Procter usou a Bíblia como âncora moral e a ciência como escudo. Anúncios do Ivory diziam que ele era “99 e 44/100% puro” — um número absurdamente preciso para uma época em que testes laboratoriais eram escassos. Mas funcionou. A ideia de pureza se colou ao sabonete de uma forma invejável, e Ivory virou um ícone. Ao mesmo tempo, Procter comprava espaços em jornais e revistas, associando o sabonete à ideia de saúde pública, à luta contra a sujeira, e — em um subtexto inescapável — à superioridade da cultura branca, protestante, americana.

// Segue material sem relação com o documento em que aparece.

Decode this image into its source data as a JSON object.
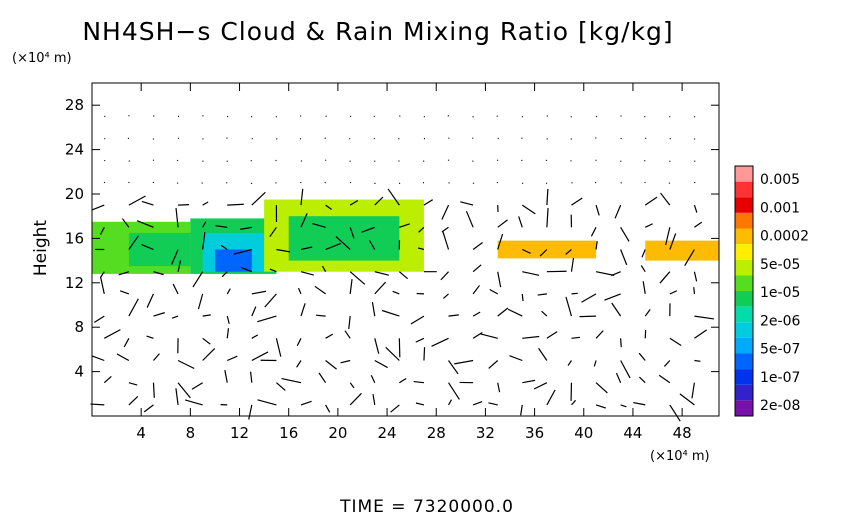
{
  "chart_data": {
    "type": "heatmap",
    "title": "NH4SH−s Cloud & Rain Mixing Ratio [kg/kg]",
    "ylabel": "Height",
    "y_unit": "(×10⁴ m)",
    "x_unit": "(×10⁴ m)",
    "xlim": [
      0,
      51
    ],
    "ylim": [
      0,
      30
    ],
    "x_ticks": [
      4,
      8,
      12,
      16,
      20,
      24,
      28,
      32,
      36,
      40,
      44,
      48
    ],
    "y_ticks": [
      4,
      8,
      12,
      16,
      20,
      24,
      28
    ],
    "colorbar": {
      "labels": [
        "0.005",
        "0.001",
        "0.0002",
        "5e-05",
        "1e-05",
        "2e-06",
        "5e-07",
        "1e-07",
        "2e-08"
      ],
      "colors": [
        "#ff9999",
        "#ff3333",
        "#e60000",
        "#ff7700",
        "#ffbb00",
        "#ffee00",
        "#bbee00",
        "#55dd22",
        "#11cc55",
        "#00ddaa",
        "#00ccdd",
        "#00aaff",
        "#0066ff",
        "#0033ee",
        "#3322cc",
        "#7711aa"
      ]
    },
    "regions": [
      {
        "x": [
          0,
          8
        ],
        "y": [
          12.8,
          17.5
        ],
        "level": 8
      },
      {
        "x": [
          3,
          8
        ],
        "y": [
          13.5,
          16.5
        ],
        "level": 7
      },
      {
        "x": [
          8,
          15
        ],
        "y": [
          12.8,
          17.8
        ],
        "level": 7
      },
      {
        "x": [
          9,
          14
        ],
        "y": [
          13,
          16.5
        ],
        "level": 5
      },
      {
        "x": [
          10,
          13
        ],
        "y": [
          13,
          15
        ],
        "level": 3
      },
      {
        "x": [
          14,
          27
        ],
        "y": [
          13,
          19.5
        ],
        "level": 9
      },
      {
        "x": [
          16,
          25
        ],
        "y": [
          14,
          18
        ],
        "level": 7
      },
      {
        "x": [
          33,
          41
        ],
        "y": [
          14.2,
          15.8
        ],
        "level": 11
      },
      {
        "x": [
          45,
          51
        ],
        "y": [
          14,
          15.8
        ],
        "level": 11
      }
    ],
    "vector_field": "wind vectors overlaid on grid"
  },
  "time_label": "TIME  =  7320000.0"
}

A espuma moral de Harley Procter
O sabonete não era apenas um produto: era um vetor de civilização. Ele era apresentado como algo que afastava a imundície, o pecado e, muitas vezes, o “outro”. Anúncios da época sugeriam, de modo implícito ou explícito, que povos que não usavam sabonete eram atrasados. Havia um componente de colonialismo cultural envolvido na sua difusão.

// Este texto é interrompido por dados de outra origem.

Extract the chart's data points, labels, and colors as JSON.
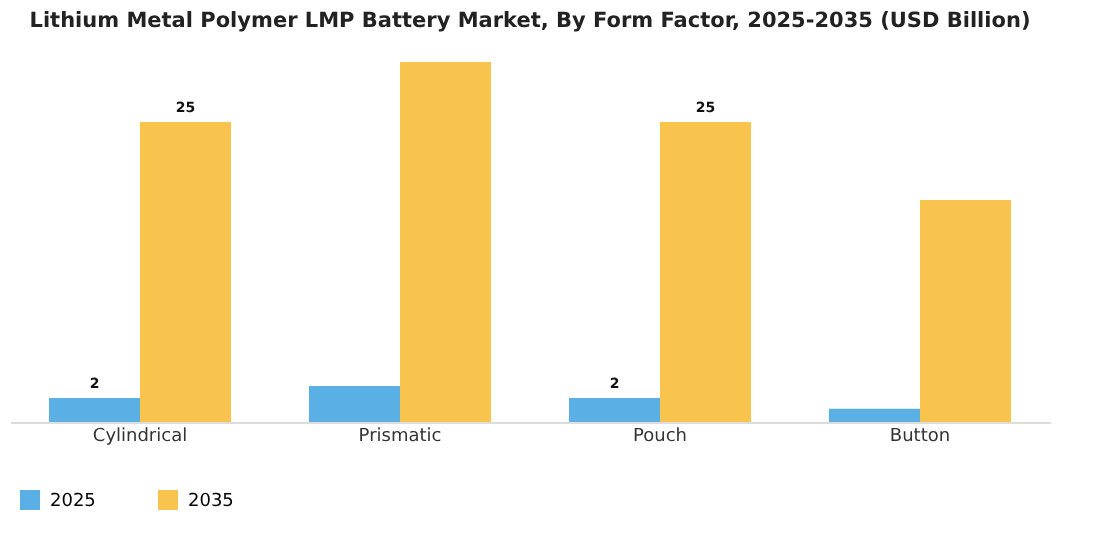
{
  "chart_data": {
    "type": "bar",
    "title": "Lithium Metal Polymer LMP Battery Market, By Form Factor, 2025-2035 (USD Billion)",
    "categories": [
      "Cylindrical",
      "Prismatic",
      "Pouch",
      "Button"
    ],
    "series": [
      {
        "name": "2025",
        "color": "#5aafe4",
        "values": [
          2,
          3.0,
          2,
          1.1
        ],
        "value_labels": [
          "2",
          null,
          "2",
          null
        ]
      },
      {
        "name": "2035",
        "color": "#f8c44e",
        "values": [
          25,
          30.0,
          25,
          18.5
        ],
        "value_labels": [
          "25",
          null,
          "25",
          null
        ]
      }
    ],
    "legend": "bottom",
    "grid": false
  }
}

Outros nomes também tiveram papel central nesse movimento. William Hesketh Lever, fundador da Lever Brothers (que mais tarde se fundiria à holandesa Margarine Unie para formar a Unilever), criou o Sunlight Soap e foi um pioneiro no uso do marketing para transformar o sabonete em uma marca global. Lever construiu até uma cidade modelo, Port Sunlight, para seus operários — reforçando a ideia de que sabonete e moral andavam juntos.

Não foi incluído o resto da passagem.